Scientists have designed a kind of “tiny wind turbine” that can scavenge wind energy from breezes as little as those created by a brisk walk. The new device is not technically a turbine. It is a nanogenerator made of two plastic strips in a tube that flutter or clap together when there is airflow.
Like rubbing a balloon to your hair, the two plastics become electrically charged after being separated from contact, a phenomenon called the triboelectric effect. The electricity generated by the two plastic strips is captured and stored.
“You can collect all the breeze in your everyday life”, says senior author Ya Yang of Beijing Institute of Nanoenergy and Nanosystems, Chinese Academy of Sciences. “We once placed our nanogenerator on a person’s arm, and a swinging arm’s airflow was enough to generate power.”
A breeze as gentle as 1.6 m/s (3.6 mph) was enough to power the triboelectric nanogenerator designed by Yang and his colleagues.

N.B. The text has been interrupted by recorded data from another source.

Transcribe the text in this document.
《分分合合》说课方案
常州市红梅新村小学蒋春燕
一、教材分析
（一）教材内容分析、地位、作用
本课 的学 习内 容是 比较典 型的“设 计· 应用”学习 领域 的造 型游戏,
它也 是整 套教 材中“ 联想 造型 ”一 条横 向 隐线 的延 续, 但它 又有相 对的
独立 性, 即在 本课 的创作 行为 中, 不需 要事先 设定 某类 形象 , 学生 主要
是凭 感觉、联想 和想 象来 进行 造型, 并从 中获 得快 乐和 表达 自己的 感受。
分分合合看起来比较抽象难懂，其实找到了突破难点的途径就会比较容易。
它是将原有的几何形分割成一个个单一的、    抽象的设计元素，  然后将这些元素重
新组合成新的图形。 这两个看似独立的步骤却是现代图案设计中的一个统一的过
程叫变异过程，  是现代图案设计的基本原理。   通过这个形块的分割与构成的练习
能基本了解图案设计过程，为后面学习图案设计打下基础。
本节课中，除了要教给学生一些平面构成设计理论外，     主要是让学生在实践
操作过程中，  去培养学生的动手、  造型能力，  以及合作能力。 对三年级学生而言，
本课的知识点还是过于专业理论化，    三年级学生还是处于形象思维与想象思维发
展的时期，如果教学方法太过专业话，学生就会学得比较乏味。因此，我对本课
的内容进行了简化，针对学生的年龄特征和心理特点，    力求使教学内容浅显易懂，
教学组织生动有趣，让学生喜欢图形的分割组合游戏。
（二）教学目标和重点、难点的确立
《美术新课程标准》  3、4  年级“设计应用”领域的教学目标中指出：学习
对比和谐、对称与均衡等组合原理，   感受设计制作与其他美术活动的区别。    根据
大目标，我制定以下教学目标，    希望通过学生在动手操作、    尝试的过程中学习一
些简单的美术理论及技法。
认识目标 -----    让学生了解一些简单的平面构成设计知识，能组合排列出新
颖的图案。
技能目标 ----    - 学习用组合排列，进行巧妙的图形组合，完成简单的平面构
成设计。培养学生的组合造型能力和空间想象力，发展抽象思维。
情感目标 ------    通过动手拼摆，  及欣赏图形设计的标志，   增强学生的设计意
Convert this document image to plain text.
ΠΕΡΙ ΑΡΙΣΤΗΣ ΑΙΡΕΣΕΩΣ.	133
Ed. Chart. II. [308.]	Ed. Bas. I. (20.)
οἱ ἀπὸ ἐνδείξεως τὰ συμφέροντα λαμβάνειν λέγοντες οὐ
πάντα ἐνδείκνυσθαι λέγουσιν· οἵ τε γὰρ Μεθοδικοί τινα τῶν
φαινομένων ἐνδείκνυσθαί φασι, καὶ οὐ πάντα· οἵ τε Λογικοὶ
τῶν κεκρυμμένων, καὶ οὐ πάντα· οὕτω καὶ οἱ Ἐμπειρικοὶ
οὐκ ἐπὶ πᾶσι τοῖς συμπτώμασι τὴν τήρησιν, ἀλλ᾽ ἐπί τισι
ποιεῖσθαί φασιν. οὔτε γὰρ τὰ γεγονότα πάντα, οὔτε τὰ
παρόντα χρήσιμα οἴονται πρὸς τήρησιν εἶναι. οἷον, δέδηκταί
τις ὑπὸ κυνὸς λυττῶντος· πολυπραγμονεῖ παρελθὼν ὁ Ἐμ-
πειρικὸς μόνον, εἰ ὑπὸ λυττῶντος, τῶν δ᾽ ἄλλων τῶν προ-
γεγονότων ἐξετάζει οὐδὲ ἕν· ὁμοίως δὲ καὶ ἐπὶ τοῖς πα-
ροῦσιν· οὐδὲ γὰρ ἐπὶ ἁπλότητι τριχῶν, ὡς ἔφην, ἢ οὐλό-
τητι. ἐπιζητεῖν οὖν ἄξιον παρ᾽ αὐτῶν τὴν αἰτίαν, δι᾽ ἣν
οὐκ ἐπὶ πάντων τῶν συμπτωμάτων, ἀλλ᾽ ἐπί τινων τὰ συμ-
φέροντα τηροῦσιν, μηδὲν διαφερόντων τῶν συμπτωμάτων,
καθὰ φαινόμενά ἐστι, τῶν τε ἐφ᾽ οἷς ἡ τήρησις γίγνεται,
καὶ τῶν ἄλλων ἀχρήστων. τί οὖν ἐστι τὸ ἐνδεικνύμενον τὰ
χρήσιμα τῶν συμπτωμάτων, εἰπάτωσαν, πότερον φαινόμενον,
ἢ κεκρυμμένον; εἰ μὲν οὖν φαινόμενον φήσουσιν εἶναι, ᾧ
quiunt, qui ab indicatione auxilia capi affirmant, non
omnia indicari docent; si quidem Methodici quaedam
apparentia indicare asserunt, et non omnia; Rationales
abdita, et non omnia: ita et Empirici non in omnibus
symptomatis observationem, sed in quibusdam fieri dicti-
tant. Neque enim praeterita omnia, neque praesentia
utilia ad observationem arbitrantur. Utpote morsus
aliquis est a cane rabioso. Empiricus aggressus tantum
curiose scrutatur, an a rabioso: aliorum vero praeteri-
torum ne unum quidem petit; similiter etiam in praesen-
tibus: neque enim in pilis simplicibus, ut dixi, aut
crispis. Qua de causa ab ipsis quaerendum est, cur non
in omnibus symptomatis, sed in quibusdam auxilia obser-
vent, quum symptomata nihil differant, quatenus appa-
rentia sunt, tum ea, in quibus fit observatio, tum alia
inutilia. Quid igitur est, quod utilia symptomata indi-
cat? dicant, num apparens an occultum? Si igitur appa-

The nanogenerator performs at its best when wind velocity is between 4 to 8 m/s (8.9 to 17.9 mph), a speed that allows the two plastic strips to flutter in sync.
The device also has a high wind-to-energy conversion efficiency of 3.23%, a value that exceeds previously reported performances on wind energy scavenging. Currently, the research team’s device can power up 100 LED lights and temperature sensors.